Like other federal agencies that are migrating applications and services to the cloud, the DOE's INL decided to move email and collaboration to the cloud to cut costs and make it easier and more efficient for employees to access applications, the lab's CIO said in a press statement.
[The federal "cloud-first" mandate means agencies must adapt that model to the idiosyncrasies of government.
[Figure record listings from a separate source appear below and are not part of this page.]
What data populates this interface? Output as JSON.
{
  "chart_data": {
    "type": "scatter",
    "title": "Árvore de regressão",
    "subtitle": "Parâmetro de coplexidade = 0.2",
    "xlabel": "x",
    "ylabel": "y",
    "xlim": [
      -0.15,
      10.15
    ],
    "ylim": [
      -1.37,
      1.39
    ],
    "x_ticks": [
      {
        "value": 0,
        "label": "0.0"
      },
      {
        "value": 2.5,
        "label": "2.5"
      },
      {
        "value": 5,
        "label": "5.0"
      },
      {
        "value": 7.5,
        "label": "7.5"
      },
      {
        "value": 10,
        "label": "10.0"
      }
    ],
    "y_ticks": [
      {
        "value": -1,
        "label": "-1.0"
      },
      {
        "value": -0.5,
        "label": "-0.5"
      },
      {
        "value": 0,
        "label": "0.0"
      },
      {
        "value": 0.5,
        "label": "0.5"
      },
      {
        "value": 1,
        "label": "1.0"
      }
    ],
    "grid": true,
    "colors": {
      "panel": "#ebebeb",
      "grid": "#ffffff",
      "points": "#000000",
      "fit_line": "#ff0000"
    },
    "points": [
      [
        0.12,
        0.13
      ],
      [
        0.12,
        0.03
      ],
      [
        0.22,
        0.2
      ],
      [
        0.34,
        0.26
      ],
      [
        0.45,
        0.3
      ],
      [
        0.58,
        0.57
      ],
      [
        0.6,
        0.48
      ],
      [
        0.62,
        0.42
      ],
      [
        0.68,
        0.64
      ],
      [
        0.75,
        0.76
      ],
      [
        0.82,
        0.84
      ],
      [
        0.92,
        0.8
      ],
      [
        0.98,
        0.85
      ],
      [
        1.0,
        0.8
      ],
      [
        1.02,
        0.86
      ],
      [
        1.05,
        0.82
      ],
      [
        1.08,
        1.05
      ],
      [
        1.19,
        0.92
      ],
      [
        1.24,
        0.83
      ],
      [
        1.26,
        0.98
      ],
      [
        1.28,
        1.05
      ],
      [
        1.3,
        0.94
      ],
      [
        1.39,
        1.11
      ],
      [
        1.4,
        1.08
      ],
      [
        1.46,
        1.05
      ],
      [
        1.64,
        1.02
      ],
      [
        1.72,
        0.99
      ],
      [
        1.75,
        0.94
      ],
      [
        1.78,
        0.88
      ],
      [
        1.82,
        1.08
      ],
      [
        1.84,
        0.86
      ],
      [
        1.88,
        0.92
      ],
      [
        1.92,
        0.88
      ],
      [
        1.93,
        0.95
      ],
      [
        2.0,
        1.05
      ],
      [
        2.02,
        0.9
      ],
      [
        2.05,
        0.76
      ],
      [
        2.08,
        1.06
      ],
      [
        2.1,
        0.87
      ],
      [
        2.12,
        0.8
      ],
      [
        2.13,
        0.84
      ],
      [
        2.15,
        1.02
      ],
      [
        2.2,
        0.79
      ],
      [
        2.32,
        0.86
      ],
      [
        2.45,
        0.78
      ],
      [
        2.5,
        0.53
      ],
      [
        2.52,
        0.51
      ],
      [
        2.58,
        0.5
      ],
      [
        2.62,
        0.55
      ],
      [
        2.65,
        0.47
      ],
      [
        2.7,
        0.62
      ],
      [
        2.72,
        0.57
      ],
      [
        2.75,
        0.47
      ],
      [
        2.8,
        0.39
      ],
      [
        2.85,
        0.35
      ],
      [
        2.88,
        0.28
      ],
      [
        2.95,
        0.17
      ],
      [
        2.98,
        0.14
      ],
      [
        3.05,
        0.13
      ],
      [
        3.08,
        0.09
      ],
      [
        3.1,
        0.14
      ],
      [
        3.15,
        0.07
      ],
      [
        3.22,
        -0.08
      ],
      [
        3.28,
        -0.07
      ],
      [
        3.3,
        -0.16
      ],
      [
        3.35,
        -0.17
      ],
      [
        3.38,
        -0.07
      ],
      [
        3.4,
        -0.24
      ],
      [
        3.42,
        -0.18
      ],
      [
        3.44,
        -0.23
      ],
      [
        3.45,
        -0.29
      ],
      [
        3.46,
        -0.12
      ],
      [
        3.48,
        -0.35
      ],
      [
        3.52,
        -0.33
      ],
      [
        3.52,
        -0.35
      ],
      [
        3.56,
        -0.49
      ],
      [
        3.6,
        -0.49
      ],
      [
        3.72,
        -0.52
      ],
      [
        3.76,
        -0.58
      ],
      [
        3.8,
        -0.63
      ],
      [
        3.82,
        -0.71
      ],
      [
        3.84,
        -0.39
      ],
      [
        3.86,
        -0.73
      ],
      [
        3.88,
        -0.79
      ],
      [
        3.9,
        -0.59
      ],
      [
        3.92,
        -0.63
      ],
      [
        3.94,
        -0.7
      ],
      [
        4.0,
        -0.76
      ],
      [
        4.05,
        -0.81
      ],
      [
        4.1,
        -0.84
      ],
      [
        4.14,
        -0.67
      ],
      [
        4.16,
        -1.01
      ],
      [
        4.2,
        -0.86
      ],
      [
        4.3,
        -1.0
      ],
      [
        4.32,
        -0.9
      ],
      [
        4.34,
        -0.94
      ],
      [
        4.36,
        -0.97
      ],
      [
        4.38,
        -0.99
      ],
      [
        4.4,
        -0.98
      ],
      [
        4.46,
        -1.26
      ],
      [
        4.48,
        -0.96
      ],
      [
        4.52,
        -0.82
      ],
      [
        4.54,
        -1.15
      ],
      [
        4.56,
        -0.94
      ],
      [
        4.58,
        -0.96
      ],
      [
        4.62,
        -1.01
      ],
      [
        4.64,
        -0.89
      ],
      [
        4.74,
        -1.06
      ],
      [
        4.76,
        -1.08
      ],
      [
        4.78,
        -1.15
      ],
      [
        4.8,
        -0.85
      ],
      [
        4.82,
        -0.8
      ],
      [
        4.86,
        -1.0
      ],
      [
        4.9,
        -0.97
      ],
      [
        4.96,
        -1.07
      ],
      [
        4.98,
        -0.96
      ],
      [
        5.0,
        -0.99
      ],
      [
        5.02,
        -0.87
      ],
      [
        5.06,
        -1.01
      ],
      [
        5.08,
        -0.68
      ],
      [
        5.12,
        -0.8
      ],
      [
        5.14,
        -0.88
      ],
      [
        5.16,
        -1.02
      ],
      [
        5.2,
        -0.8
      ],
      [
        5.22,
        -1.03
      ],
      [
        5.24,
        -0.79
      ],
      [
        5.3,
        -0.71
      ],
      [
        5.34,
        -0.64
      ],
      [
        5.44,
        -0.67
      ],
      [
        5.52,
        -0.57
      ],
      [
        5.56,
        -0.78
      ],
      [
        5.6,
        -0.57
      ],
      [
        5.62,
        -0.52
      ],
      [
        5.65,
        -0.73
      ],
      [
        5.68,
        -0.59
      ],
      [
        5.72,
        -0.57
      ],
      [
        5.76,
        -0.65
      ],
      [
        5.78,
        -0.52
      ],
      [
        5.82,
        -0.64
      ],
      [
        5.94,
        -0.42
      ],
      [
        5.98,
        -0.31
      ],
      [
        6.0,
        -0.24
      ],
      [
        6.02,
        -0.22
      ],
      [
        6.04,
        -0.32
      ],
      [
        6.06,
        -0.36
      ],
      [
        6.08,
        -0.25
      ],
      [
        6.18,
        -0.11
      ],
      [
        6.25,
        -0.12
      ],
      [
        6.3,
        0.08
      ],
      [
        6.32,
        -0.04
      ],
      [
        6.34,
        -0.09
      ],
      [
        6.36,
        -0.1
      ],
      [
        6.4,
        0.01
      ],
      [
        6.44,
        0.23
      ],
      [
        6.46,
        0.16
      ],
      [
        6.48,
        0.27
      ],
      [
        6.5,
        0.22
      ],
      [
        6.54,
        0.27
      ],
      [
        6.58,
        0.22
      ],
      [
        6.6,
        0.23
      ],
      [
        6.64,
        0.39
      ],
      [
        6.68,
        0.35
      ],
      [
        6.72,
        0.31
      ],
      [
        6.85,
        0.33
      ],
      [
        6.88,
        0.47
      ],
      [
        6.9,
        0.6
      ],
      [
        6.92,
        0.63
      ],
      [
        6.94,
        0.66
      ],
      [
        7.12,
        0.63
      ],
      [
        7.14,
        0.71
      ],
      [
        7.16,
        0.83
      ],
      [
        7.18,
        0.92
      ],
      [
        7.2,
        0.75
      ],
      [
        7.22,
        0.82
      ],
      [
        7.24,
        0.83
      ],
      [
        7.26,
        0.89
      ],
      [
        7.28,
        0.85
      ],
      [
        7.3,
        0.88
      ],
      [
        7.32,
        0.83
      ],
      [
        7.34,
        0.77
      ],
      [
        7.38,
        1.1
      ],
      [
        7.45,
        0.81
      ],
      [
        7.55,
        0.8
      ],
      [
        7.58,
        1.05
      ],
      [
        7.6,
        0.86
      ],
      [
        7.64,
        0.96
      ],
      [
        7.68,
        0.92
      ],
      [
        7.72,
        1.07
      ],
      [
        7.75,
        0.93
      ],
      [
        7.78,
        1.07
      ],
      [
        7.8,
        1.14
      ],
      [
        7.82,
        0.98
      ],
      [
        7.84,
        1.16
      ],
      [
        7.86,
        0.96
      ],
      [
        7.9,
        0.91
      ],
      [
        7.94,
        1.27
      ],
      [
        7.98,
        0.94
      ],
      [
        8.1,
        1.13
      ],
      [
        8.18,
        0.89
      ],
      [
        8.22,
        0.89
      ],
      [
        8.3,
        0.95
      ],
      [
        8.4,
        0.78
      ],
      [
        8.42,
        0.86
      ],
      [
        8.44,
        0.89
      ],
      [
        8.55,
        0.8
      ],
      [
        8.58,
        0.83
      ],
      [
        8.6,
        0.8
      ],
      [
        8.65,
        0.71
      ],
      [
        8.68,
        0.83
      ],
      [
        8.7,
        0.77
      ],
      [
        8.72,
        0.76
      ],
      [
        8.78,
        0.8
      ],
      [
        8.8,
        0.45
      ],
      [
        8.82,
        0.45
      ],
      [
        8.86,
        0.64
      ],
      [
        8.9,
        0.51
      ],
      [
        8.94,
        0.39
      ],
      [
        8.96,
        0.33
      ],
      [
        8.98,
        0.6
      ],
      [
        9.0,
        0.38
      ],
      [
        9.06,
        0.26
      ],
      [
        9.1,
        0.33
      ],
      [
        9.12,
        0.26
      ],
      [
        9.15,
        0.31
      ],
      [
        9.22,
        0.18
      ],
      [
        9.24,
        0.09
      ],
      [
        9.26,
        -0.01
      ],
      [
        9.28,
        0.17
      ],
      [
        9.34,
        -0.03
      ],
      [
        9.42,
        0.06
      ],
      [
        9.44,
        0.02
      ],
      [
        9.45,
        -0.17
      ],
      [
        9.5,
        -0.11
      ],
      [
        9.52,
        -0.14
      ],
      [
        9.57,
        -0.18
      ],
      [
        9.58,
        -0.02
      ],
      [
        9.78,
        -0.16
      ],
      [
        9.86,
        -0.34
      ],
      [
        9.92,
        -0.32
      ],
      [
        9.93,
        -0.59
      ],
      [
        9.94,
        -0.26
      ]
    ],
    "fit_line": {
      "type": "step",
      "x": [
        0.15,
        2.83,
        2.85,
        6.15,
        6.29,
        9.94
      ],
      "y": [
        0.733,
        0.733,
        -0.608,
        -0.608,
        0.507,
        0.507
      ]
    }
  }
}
Learn How To Build A Government Cloud.]
"Information management and information technology are important enablers of INL's mission to promote national energy security," said INL CIO Brent Stacey. "Use of cloud computing, through solutions like Google messaging technologies with Unisys managed services support, is one way for us to innovate traditional services for higher reliability with a lower cost."
In addition to the GSA, other agencies that have migrated or are in the process of migrating in-house email to the cloud include the Department of Agriculture, the U.S. Army, and the National Oceanic and Atmospheric Association.
Google and Microsoft have been competing to provide cloud-based email and collaboration to federal agencies. Both have won significant deals with the feds, who are using public, private, and hybrid cloud scenarios for their deployments.
Email and collaboration so far have been the first applications of choice for agencies to move to the cloud under a federal "cloud first" mandate to move more applications and services to the cloud.